House of the Rising Sun, 2011.
Directed by Brian A Miller.
Starring Dave ‘Batista’ Bautista, Amy Smart, Dominic Purcell, Craig Fairbrass and Danny Trejo.
SYNOPSIS:
Ray, now a bouncer but once a dirty cop, finds himself ensnared in the politics of a local crime syndicate. He must find who was behind the robbery of one of their night clubs to prove his own innocence.
“Why do you say things like that? Does it feel good to act like an asshole?” asks Jenny Porter (Amy Smart), hurt by Ray’s (Dave Bautista) general asshole demeanour. “Who says I’m acting?” he mumbles in reply.
It’s The House of the Rising Sun’s best piece of dialogue, and for a moment you think the film might not be that bad. The opening sequence is restrained, the camera following Ray as he walks through the not-all-that-legal club for which he is a bouncer. He visits each of the building’s three rooms – a bar, a strip floor and a casino. Occasionally someone will stop him to whisper in his ear. At one point, one of the dancers pulls him close by his tie for a kiss on the cheek. You observe the environment, soaking in the calm, collected way Ray carries himself.
But then people start talking and acting, and the film reveals its true pedigree. It’s a below-average action/crime/thriller, the sort you find in a discount bucket, or adorning the DVD rack of an Off License checkout.
The club is held up and robbed by a gang of masked men, the owner’s affable son being shot dead as they do. Ray was in charge of security that night, so he becomes the “family’s” chief suspect. That he’s an ex-dirty cop sacked by the force helps his cause none. But the bosses want those responsible, and task Ray with their capture to prove his loyalty. An odd logic.
The problem is, after those first 10 minutes of Ray walking around the club, the dialogue becomes submerged in a bog of exposition, each scene feels like wading through a thick swamp of generic character backstory. “I can get you anything you want because my dad owns the club”; “I work here because I served a prison sentence after being a dirty-cop”; “I’m angry with you, because we used to go out and there’s unresolved sexual tension between us” – explanations are crowbarred into conversation, stalling any real character growth or genuine insight. Far more is revealed of Ray’s character by the simple, frequent action of him smoking a cigarette.

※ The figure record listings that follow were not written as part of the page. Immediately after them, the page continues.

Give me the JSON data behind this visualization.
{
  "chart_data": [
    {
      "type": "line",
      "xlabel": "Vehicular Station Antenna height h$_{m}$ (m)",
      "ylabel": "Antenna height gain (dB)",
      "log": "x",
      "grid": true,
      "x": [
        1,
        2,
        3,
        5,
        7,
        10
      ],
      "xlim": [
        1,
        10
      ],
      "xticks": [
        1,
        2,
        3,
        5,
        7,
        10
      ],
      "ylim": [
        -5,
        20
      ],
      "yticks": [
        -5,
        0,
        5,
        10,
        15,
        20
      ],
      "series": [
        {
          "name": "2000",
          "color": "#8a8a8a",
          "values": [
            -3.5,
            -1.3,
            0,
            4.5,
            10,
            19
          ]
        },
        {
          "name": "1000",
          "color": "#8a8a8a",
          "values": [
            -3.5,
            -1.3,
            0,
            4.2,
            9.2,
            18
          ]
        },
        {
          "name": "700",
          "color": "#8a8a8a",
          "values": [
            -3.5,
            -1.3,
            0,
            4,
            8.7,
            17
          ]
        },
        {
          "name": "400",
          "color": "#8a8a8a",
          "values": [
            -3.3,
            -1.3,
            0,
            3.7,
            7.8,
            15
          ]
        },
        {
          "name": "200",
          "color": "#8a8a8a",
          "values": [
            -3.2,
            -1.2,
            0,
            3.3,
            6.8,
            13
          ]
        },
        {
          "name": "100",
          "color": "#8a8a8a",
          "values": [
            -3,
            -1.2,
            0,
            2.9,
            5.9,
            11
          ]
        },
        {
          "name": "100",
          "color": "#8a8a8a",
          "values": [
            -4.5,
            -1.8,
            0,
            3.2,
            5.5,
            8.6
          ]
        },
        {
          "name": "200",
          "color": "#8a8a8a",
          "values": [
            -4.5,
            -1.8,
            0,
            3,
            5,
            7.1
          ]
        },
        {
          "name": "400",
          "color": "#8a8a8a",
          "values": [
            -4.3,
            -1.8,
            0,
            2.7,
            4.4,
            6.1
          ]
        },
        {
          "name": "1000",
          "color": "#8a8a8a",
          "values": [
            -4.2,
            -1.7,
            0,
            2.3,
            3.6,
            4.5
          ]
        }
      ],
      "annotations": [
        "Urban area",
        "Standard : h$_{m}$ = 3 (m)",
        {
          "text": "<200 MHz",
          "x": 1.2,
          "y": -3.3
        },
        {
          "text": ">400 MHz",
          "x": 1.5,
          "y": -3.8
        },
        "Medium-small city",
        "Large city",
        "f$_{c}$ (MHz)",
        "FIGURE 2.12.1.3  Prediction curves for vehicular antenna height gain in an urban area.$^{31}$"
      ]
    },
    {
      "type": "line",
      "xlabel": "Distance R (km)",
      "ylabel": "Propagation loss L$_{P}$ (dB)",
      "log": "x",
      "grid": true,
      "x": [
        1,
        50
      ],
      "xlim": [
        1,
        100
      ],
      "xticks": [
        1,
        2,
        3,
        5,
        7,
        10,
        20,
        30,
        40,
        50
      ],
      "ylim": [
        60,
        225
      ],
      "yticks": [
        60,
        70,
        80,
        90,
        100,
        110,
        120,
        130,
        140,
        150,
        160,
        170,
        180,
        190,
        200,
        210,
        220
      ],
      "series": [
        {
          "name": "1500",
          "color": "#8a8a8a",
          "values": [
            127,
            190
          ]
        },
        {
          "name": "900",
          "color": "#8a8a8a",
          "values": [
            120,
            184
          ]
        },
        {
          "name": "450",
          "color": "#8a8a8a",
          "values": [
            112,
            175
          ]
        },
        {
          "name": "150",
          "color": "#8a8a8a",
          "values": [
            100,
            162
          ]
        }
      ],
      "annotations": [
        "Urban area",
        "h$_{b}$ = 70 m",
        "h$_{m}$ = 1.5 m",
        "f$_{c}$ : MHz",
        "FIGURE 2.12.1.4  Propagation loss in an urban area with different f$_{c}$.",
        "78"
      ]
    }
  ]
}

Dave Bautista, the ex-WWE professional wrestler, is the money draw here, and he has a pretty good go at things. He’s a badass, both in and outside the ring. The way he carries himself, mumbles through lines, dangles a smoke from the corner of his snarl – Bautista (or ‘Batista’, as was his wrestling name) possesses an intensity within him. He’s grizzled and tattooed and seems to be loosing hair from the back of his head, all aspects that contribute greatly to the nothing-left-to-lose ditch in which Ray finds himself, as the ‘family’ and his old friends on the force conspire against him.
But it is his character that impairs Batista’s screen presence. Ray is largely passive, always waiting for others to start the fights. He only ever seems to talk back to the one person who’s nice to him – Jenny, the love interest – but is begrudgingly polite to his masters. Batista is an ass kicker, and in The House of the Rising Sun many an ass go wanting.
And then there’s Batista’s run, an odd half jog/half waddle. He moves his shoulders instead of his arms, tucking his head into his chest. Most scenes seem to end on a shot of Batista running, and you can’t help but focus on its ridiculousness once you’ve noticed. It saps the dramatic conclusion from a few choice moments, an editing fault that must lay with the director. Where most would end an angry telephone scene with one party (preferably the bad ass) slamming down the receiver, Brian A Miller holds on the shot to pan left, just in time to catch Batista waddle-jogging off to his car. There might be a drinking game in there somewhere.
As Keith Chegwin once described, it’s a Beer and Chicken Tikka Masala film.